Yesterday I wrote this post and it vanished. I stayed up last night trying to remember what I wrote. I could not. I was upset and frustrated. It was only words. But these words were from my heart.
So I decided when I finally made myself go to bed that I need to listen to those words. I need to be open to what could happen instead.
So I woke up a little early this morning and pondered this thought again.
I know several years ago I thought that my life was meant to be live one way.
I was not open to possibilities.
I thought that I did not have enough time to go back to school. So I put it off. I thought that I was doomed to work in my career. So I stayed in a job the made me unhappy but also stressed. But all that began to change four years ago.

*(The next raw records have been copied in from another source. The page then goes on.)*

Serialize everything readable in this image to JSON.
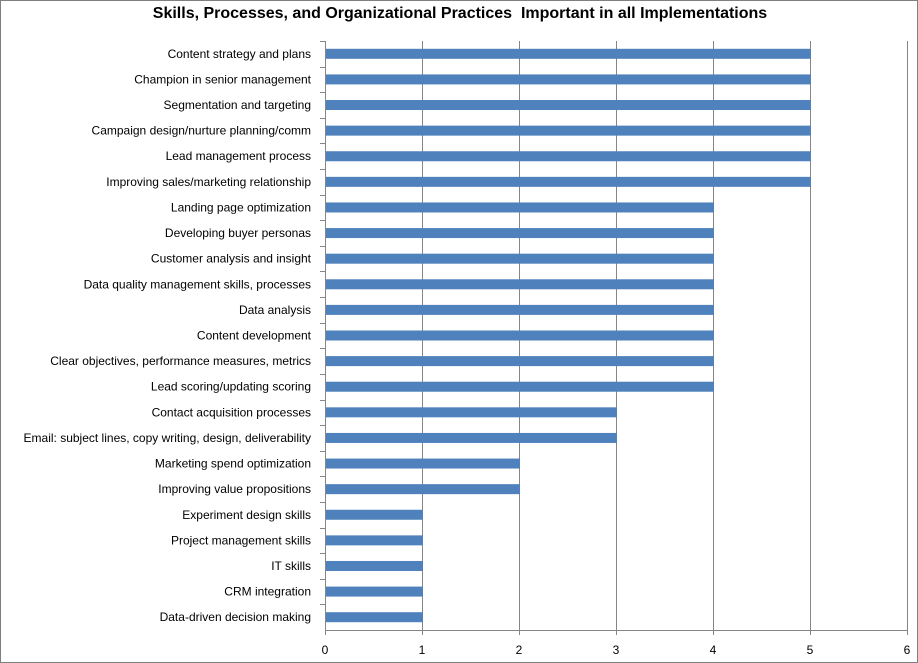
{
  "chart_data": {
    "type": "bar",
    "orientation": "horizontal",
    "title": "Skills, Processes, and Organizational Practices  Important in all Implementations",
    "xlabel": "",
    "ylabel": "",
    "xlim": [
      0,
      6
    ],
    "xticks": [
      0,
      1,
      2,
      3,
      4,
      5,
      6
    ],
    "grid": "vertical",
    "legend": "none",
    "bar_color": "#4f81bd",
    "categories": [
      "Content strategy and plans",
      "Champion in senior management",
      "Segmentation and targeting",
      "Campaign design/nurture planning/comm",
      "Lead management  process",
      "Improving sales/marketing relationship",
      "Landing page  optimization",
      "Developing buyer personas",
      "Customer analysis and insight",
      "Data quality management  skills, processes",
      "Data analysis",
      "Content development",
      "Clear objectives, performance measures, metrics",
      "Lead scoring/updating scoring",
      "Contact acquisition processes",
      "Email:  subject lines, copy writing, design, deliverability",
      "Marketing spend optimization",
      "Improving value propositions",
      "Experiment design skills",
      "Project management  skills",
      "IT skills",
      "CRM integration",
      "Data-driven decision making"
    ],
    "values": [
      5,
      5,
      5,
      5,
      5,
      5,
      4,
      4,
      4,
      4,
      4,
      4,
      4,
      4,
      3,
      3,
      2,
      2,
      1,
      1,
      1,
      1,
      1
    ]
  }
}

I went back to school and received my certification in esthetics. I continued after that and am still working on my degree. I left the career that I had worked in since I was twenty and started a career as an esthetician. I began to travel again. I have taken several road trips alone. I have opened my own business.
Being open to possibility has opened so many doors for me.
I can say that I am open to possibility.
I am open to life. I am open to learning. I am open to discovery. I am open to change. I am open to challenge.
What I am not open to is negativity. Not open to bullying. Not open to being used.
I hope in all these words mean something. I began writing this as a challenge from a friend. Now I write as a challenge to myself. I will never know if my words help anyone. Nevertheless I write them because I know I am not the only one.